Aston Martin gives green light to £30m Brexit fund
The luxury carmaker says 2018 proved an “outstanding” year and it is on track to handle the UK’s looming departure from the EU.
The decision marks the latest in a string of actions by the car industry – with the sector firmly opposed to a no-deal scenario.
Aston has made no secret of the fact its business is less exposed to the possibility of extra tariffs and supply disruption than its high volume rivals such as Nissan, Honda and Jaguar Land Rover.
All three have made headlines in recent weeks for investment decisions such as Honda’s decision to shut its Swindon plant – though Brexit has only formed part of the story as weaknesses in the global economy have dominated.

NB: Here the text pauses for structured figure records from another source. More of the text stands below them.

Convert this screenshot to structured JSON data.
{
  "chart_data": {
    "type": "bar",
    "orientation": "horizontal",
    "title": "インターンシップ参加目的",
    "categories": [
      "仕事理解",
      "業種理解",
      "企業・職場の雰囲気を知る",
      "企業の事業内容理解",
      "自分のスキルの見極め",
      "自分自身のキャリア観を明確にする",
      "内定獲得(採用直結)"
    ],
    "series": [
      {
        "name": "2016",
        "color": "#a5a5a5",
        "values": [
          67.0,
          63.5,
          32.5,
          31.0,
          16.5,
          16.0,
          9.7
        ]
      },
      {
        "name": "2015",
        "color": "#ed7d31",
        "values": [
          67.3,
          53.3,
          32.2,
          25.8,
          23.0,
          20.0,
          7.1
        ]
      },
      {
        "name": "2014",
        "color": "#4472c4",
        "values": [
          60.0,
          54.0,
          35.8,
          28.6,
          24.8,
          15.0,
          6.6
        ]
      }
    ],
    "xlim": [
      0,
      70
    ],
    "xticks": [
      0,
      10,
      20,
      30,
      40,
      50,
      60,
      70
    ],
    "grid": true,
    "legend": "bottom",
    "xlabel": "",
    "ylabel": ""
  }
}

Aston Martin – best known worldwide for its association with the James Bond movie franchise – said it had enjoyed sales growth across all regions in 2018 – including China.
It reported record revenue of £1.1bn – a rise of 25% on 2017 – though its bottom line was hit by a series of costs including £136m linked to its stock market listing.
The company achieved a pre-tax loss of £68.2m following profits of £85m the previous year.
The carmaker produced five new models last year: the Vantage and DBS Superleggera, along with special editions of the Vanquish Zagato sports cars and a remake of the DB4 GT Continuation, which won on its race debut at Silverstone in 1959 when driven by Stirling Moss. The average selling price per vehicle was £141,000.
Aston Martin will start the first production trial of the crossover model DBX, its first sports utility vehicle, at its new St Athan factory in south Wales between April and June, with full production starting early next year.
The site will also be the centre for battery electric vehicle production and the home of the Lagonda and the Rapide E – Aston Martin’s first all-electric production car – which is on track to start production this year.